Larsen R A, Foster-Hartnett D, McIntosh M A, Postle K
Department of Microbiology, Washington State University, Pullman 99164, USA.
J Bacteriol. 1997 May;179(10):3213-21. doi: 10.1128/jb.179.10.3213-3221.1997.
The transport of Fe(III)-siderophore complexes and vitamin B12 across the outer membrane of Escherichia coli is an active transport process requiring a cognate outer membrane receptor, cytoplasmic membrane-derived proton motive force, and an energy-transducing protein anchored in the cytoplasmic membrane, TonB. This process requires direct physical contact between the outer membrane receptor and TonB. Previous studies have identified an amino-terminally located region (termed the TonB box) conserved in all known TonB-dependent outer membrane receptors as being essential for productive energy transduction. In the present study, a mutation in the TonB box of the ferric enterochelin receptor FepA resulted in the loss of detectable in vivo chemical cross-linking between FepA and TonB. Protease susceptibility studies indicated this effect was due to an alteration of conformation rather than the direct disruption of a specific site of physical contact. This suggested that TonB residue 160, implicated in previous studies as a site of allele-specific suppression of TonB box mutants, also made a conformational rather than a direct contribution to the physical interaction between TonB and the outer membrane receptors. This possibility was supported by the finding that TonB carboxyl-terminal truncations that retained Gln-160 were unable to participate in TonB-FepA complex formation, indicating that this site alone was not sufficient to support the physical interactions involved in energy transduction. These studies indicated that the final 48 residues of TonB were essential to this physical interaction. This region contains a putative amphipathic helix which could facilitate TonB-outer membrane interaction. Amino acid replacements at one site in this region were found to affect energy transduction but did not appear to greatly alter TonB conformation or the formation of a TonB-FepA complex. The effects of amino acid substitutions at several other TonB sites were also examined.

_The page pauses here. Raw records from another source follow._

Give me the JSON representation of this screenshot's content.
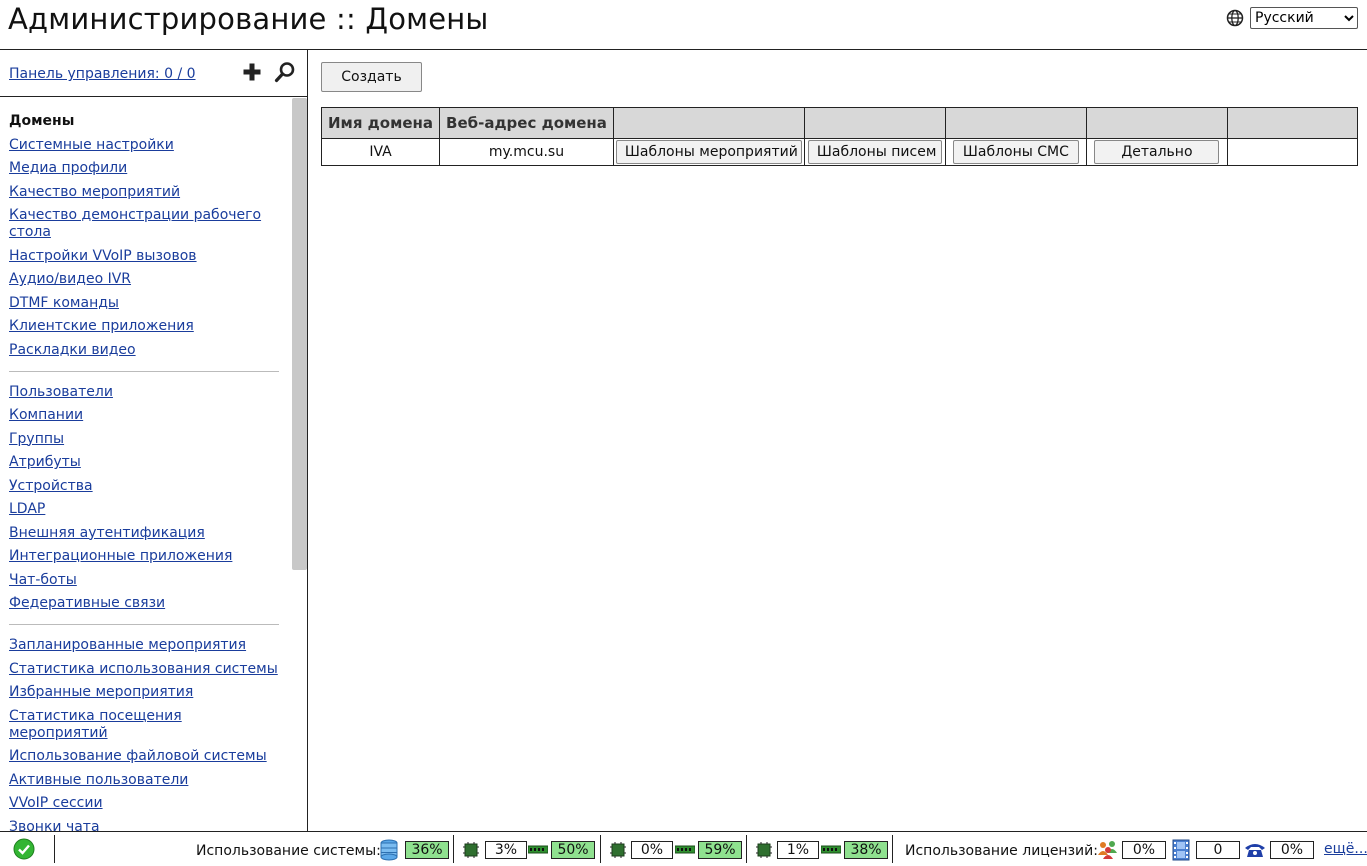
{
  "header": {
    "title": "Администрирование :: Домены",
    "language": "Русский"
  },
  "sidebar": {
    "control_panel_link": "Панель управления: 0 / 0",
    "groups": [
      [
        {
          "label": "Домены",
          "current": true
        },
        {
          "label": "Системные настройки"
        },
        {
          "label": "Медиа профили"
        },
        {
          "label": "Качество мероприятий"
        },
        {
          "label": "Качество демонстрации рабочего стола"
        },
        {
          "label": "Настройки VVoIP вызовов"
        },
        {
          "label": "Аудио/видео IVR"
        },
        {
          "label": "DTMF команды"
        },
        {
          "label": "Клиентские приложения"
        },
        {
          "label": "Раскладки видео"
        }
      ],
      [
        {
          "label": "Пользователи"
        },
        {
          "label": "Компании"
        },
        {
          "label": "Группы"
        },
        {
          "label": "Атрибуты"
        },
        {
          "label": "Устройства"
        },
        {
          "label": "LDAP"
        },
        {
          "label": "Внешняя аутентификация"
        },
        {
          "label": "Интеграционные приложения"
        },
        {
          "label": "Чат-боты"
        },
        {
          "label": "Федеративные связи"
        }
      ],
      [
        {
          "label": "Запланированные мероприятия"
        },
        {
          "label": "Статистика использования системы"
        },
        {
          "label": "Избранные мероприятия"
        },
        {
          "label": "Статистика посещения мероприятий"
        },
        {
          "label": "Использование файловой системы"
        },
        {
          "label": "Активные пользователи"
        },
        {
          "label": "VVoIP сессии"
        },
        {
          "label": "Звонки чата"
        }
      ]
    ]
  },
  "main": {
    "create_button": "Создать",
    "table": {
      "columns": [
        "Имя домена",
        "Веб-адрес домена",
        "",
        "",
        "",
        ""
      ],
      "rows": [
        {
          "name": "IVA",
          "url": "my.mcu.su",
          "event_templates_button": "Шаблоны мероприятий",
          "email_templates_button": "Шаблоны писем",
          "sms_templates_button": "Шаблоны СМС",
          "details_button": "Детально"
        }
      ]
    }
  },
  "status_bar": {
    "system_usage_label": "Использование системы:",
    "storage_pct": "36%",
    "servers": [
      {
        "cpu": "3%",
        "ram": "50%"
      },
      {
        "cpu": "0%",
        "ram": "59%"
      },
      {
        "cpu": "1%",
        "ram": "38%"
      }
    ],
    "license_usage_label": "Использование лицензий:",
    "licenses": {
      "users": "0%",
      "video": "0",
      "phone": "0%"
    },
    "more_link": "ещё..."
  },
  "colors": {
    "link": "#1a3d9c",
    "usage_green": "#8fe18f",
    "header_gray": "#d8d8d8"
  },
  "icons": [
    "globe-icon",
    "plus-icon",
    "magnifier-icon",
    "ok-check-icon",
    "storage-icon",
    "cpu-chip-icon",
    "ram-module-icon",
    "users-icon",
    "video-film-icon",
    "phone-icon"
  ]
}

铁(III)-铁载体复合物和维生素B12跨大肠杆菌外膜的转运是一个主动转运过程,需要一个同源外膜受体、细胞质膜衍生的质子动力以及一个锚定在细胞质膜上的能量转导蛋白——托蛋白B(TonB)。这个过程需要外膜受体和托蛋白B之间的直接物理接触。先前的研究已经确定,在所有已知的依赖托蛋白B的外膜受体中保守的一个位于氨基末端的区域(称为托蛋白B框)对于有效的能量转导至关重要。在本研究中,铁肠螯合素受体FepA的托蛋白B框中的一个突变导致FepA与托蛋白B之间在体内可检测到的化学交联丧失。蛋白酶敏感性研究表明,这种效应是由于构象改变而非直接破坏特定的物理接触位点所致。这表明先前研究中涉及作为托蛋白B框突变体等位基因特异性抑制位点的托蛋白B残基160,对托蛋白B与外膜受体之间的物理相互作用也做出了构象上的而非直接的贡献。这一可能性得到了以下发现的支持:保留谷氨酰胺-160的托蛋白B羧基末端截短体无法参与托蛋白B-FepA复合物的形成,这表明仅该位点不足以支持能量转导中涉及的物理相互作用。这些研究表明,托蛋白B的最后48个残基对于这种物理相互作用至关重要。该区域包含一个推定的两亲性螺旋,它可能促进托蛋白B与外膜的相互作用。发现在该区域一个位点的氨基酸替换会影响能量转导,但似乎并没有极大地改变托蛋白B的构象或托蛋白B-FepA复合物的形成。还研究了托蛋白B其他几个位点的氨基酸替换的影响。